A month after the pampered pooch's birthday bash, Ravelo, a recent college-grad from UC-San Diego, posted the photo on Facebook...
Teachable moment alert. She posted something on her own Facebook page for her friends or family to see. Even if her photo album security was set to "Only Friends" (most people's are actually set to "Everyone" and they don't even know it. Use Facebook but know what you're using!), this could have still happened. Why? Because a friend saw it and cross-posted/copied it to an entirely different website. He took her photo and posted it somewhere else, in a more public forum, making it accessible to international. I'm not trying to beat this guy up because clearly, it's a cute/harmless/adorable picture.
My point here is: what if it wasn't? What if it was, say, a child? I would feel comfortable sharing pictures of my child with friends, but I would not be happy with that picture getting shared with the entire Web. What if it were a potentially embarrassing picture? Again, something you wouldn't mind sharing with friends/family, but wouldn't want to expose to say, your boss, potential employers, clients, or in-laws. It happens, even from well-meaning friends.

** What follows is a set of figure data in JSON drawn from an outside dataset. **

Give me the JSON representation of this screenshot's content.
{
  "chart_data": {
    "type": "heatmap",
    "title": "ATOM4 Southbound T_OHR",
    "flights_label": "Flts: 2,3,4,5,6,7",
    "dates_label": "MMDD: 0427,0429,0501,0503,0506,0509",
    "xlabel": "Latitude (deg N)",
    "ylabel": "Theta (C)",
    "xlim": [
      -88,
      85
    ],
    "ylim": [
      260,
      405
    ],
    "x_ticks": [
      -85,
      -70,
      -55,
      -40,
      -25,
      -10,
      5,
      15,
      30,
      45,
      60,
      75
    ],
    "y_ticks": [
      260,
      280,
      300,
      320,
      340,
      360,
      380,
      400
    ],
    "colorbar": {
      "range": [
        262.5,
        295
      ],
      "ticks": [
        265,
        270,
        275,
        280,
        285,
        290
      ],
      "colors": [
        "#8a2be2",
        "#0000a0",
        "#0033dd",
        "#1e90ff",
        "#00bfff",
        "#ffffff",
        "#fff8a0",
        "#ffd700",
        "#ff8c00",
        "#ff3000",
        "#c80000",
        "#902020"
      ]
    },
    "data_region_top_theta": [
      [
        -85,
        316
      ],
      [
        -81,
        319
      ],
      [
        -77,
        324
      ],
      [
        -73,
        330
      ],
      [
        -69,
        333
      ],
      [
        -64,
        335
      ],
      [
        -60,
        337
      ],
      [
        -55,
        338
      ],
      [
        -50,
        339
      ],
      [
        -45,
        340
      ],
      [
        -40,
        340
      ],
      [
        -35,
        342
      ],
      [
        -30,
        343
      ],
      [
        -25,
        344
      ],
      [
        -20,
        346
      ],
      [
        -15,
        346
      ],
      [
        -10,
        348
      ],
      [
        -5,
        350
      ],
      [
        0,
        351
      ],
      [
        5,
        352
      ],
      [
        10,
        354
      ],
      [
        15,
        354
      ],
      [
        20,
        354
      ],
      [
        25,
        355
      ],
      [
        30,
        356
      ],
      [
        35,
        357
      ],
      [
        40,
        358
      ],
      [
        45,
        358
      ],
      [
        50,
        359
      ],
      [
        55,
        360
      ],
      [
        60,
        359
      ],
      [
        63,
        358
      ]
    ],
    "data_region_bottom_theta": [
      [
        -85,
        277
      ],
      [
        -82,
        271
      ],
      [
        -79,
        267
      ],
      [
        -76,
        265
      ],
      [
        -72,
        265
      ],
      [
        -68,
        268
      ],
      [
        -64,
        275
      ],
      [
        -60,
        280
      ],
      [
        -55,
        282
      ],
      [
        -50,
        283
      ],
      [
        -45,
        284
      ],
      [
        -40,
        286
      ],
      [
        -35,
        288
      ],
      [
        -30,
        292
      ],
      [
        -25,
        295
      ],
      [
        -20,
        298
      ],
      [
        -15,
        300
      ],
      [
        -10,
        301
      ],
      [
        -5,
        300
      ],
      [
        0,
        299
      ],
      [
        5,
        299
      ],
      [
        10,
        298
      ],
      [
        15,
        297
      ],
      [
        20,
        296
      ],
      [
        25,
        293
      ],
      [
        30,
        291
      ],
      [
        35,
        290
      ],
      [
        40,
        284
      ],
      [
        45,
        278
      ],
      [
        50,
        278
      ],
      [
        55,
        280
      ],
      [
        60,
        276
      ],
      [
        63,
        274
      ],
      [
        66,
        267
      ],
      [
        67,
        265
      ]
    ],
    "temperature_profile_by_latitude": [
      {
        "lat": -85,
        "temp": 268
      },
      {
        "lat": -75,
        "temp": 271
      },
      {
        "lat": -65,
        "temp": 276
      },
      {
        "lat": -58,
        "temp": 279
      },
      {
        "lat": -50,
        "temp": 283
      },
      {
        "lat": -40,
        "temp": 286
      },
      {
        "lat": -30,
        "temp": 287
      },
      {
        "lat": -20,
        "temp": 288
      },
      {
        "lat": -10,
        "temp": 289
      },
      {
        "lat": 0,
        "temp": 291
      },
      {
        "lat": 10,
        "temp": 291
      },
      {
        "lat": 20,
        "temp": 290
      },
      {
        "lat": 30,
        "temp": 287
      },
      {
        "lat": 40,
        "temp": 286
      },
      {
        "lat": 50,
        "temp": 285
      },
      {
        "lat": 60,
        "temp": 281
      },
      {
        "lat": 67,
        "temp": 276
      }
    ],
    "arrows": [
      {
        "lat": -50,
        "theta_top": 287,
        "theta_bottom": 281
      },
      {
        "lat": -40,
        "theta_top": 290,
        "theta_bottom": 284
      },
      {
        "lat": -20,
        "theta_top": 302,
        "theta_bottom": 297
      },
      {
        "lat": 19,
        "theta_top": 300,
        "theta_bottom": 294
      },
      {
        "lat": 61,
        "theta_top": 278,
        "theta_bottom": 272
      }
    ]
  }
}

I think that latter part is what might speak to teens. With the recent hot-button issue of sexting and other incriminating-photo-sharing, teens think: "Well, if I send it to my BF or GF, I can trust him/her because s/he's my boo." They don't entertain the possibility of "What if we break up? Will I want him/her to still have that?" because they never get past the former question (oh, but we won't!). This story is an excellent example of a well-meaning friend who shares your personal life with the Web at large.
Maybe kids wouldn't get this one, either. But it just really struck me as a teachable moment, and I think it's a good reminder for teachers and students alike to just be aware that what you post online always has the potential to be exposed to the world at large.